The safety issue may seem to favor Taxus, but that, too, is premature, according to Dr. Steven Werns, director of invasive cardiovascular services and professor of medicine at the University of New Jersey’s Robert Wood Johnson Medical School. He said the FDA communiqués regarding the Cypher created unjustified alarm among patients, and that the rates of clotting have been acceptable and often explainable. The three cases he has been involved with were related to patients who didn’t take required drugs after the implant — something that could happen with a bare-metal stent.

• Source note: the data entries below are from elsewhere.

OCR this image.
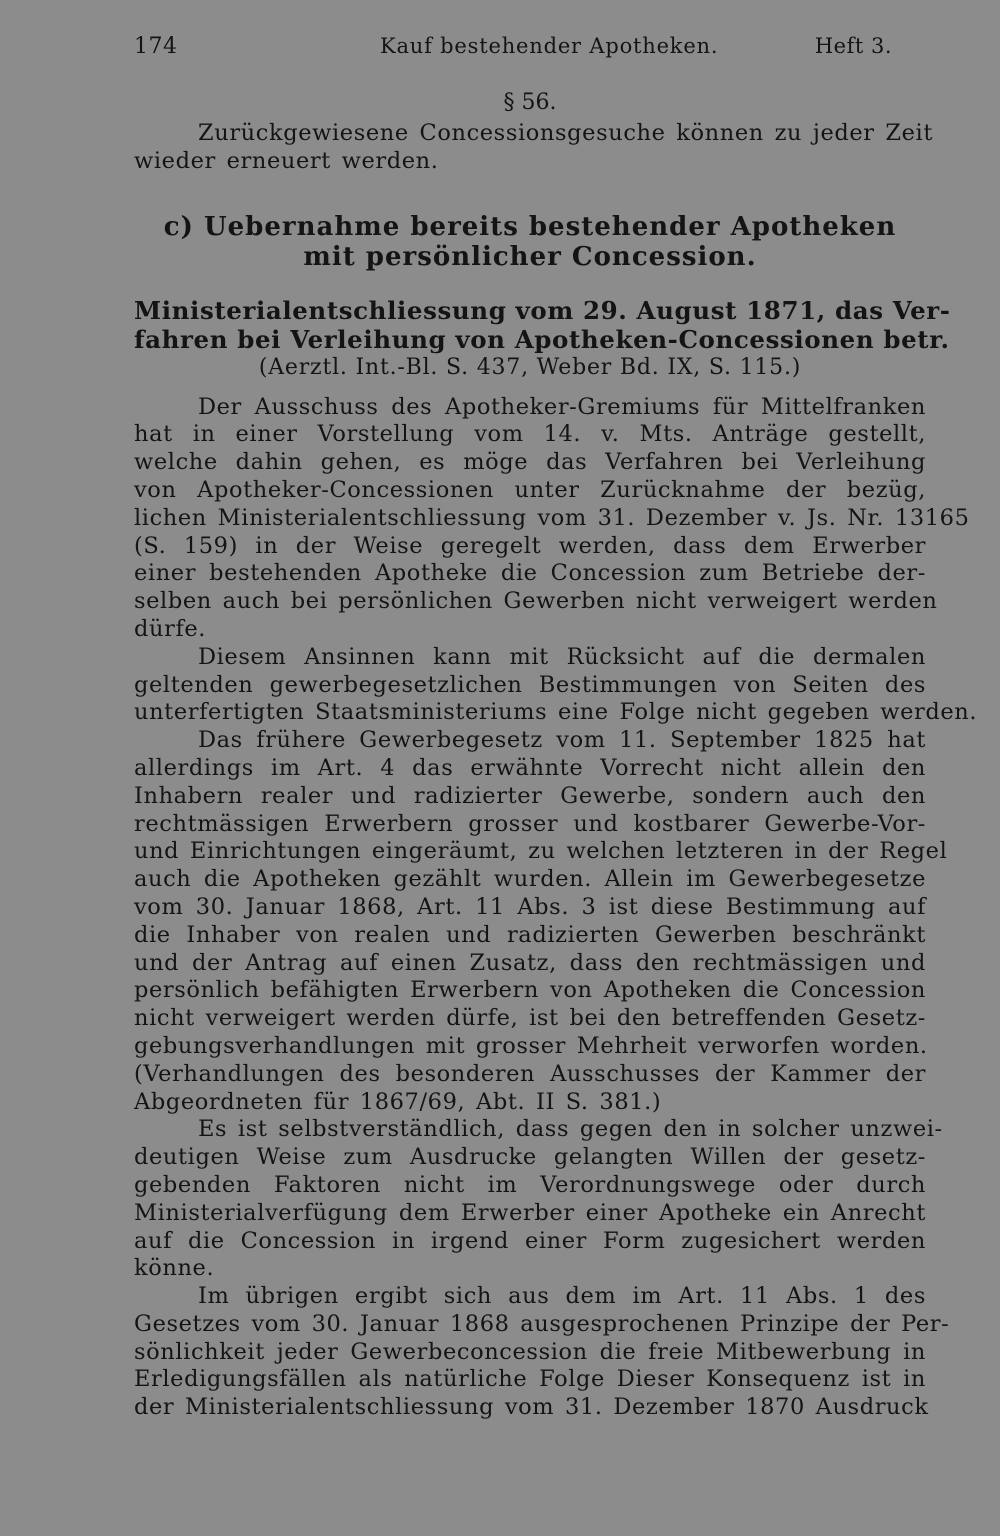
174	Kauf bestehender Apotheken.	Heft 3.
§ 56.

Zurückgewiesene Concessionsgesuche können zu jeder Zeit
wieder erneuert werden.

c) Uebernahme bereits bestehender Apotheken
mit persönlicher Concession.
Ministerialentschliessung vom 29. August 1871, das Ver-
fahren bei Verleihung von Apotheken-Concessionen betr.
(Aerztl. Int.-Bl. S. 437, Weber Bd. IX, S. 115.)

Der Ausschuss des Apotheker-Gremiums für Mittelfranken
hat in einer Vorstellung vom 14. v. Mts. Anträge gestellt,
welche dahin gehen, es möge das Verfahren bei Verleihung
von Apotheker-Concessionen unter Zurücknahme der bezüg,
lichen Ministerialentschliessung vom 31. Dezember v. Js. Nr. 13165
(S. 159) in der Weise geregelt werden, dass dem Erwerber
einer bestehenden Apotheke die Concession zum Betriebe der-
selben auch bei persönlichen Gewerben nicht verweigert werden
dürfe.

Diesem Ansinnen kann mit Rücksicht auf die dermalen
geltenden gewerbegesetzlichen Bestimmungen von Seiten des
unterfertigten Staatsministeriums eine Folge nicht gegeben werden.

Das frühere Gewerbegesetz vom 11. September 1825 hat
allerdings im Art. 4 das erwähnte Vorrecht nicht allein den
Inhabern realer und radizierter Gewerbe, sondern auch den
rechtmässigen Erwerbern grosser und kostbarer Gewerbe-Vor-
und Einrichtungen eingeräumt, zu welchen letzteren in der Regel
auch die Apotheken gezählt wurden. Allein im Gewerbegesetze
vom 30. Januar 1868, Art. 11 Abs. 3 ist diese Bestimmung auf
die Inhaber von realen und radizierten Gewerben beschränkt
und der Antrag auf einen Zusatz, dass den rechtmässigen und
persönlich befähigten Erwerbern von Apotheken die Concession
nicht verweigert werden dürfe, ist bei den betreffenden Gesetz-
gebungsverhandlungen mit grosser Mehrheit verworfen worden.
(Verhandlungen des besonderen Ausschusses der Kammer der
Abgeordneten für 1867/69, Abt. II S. 381.)

Es ist selbstverständlich, dass gegen den in solcher unzwei-
deutigen Weise zum Ausdrucke gelangten Willen der gesetz-
gebenden Faktoren nicht im Verordnungswege oder durch
Ministerialverfügung dem Erwerber einer Apotheke ein Anrecht
auf die Concession in irgend einer Form zugesichert werden
könne.

Im übrigen ergibt sich aus dem im Art. 11 Abs. 1 des
Gesetzes vom 30. Januar 1868 ausgesprochenen Prinzipe der Per-
sönlichkeit jeder Gewerbeconcession die freie Mitbewerbung in
Erledigungsfällen als natürliche Folge Dieser Konsequenz ist in
der Ministerialentschliessung vom 31. Dezember 1870 Ausdruck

He also said some clotting is likely with Taxus stents as well. “It’s probably unavoidable — these are events that occur at a rate of 1 percent or less.”

Werns has not been involved in the Taxus trials, but he’s followed the news and plans to test it as soon as he can. “My feeling is (Cordis) has achieved low restinosis, but not all patients are candidates for their stent. I’m hoping we can put a lot more of them in.”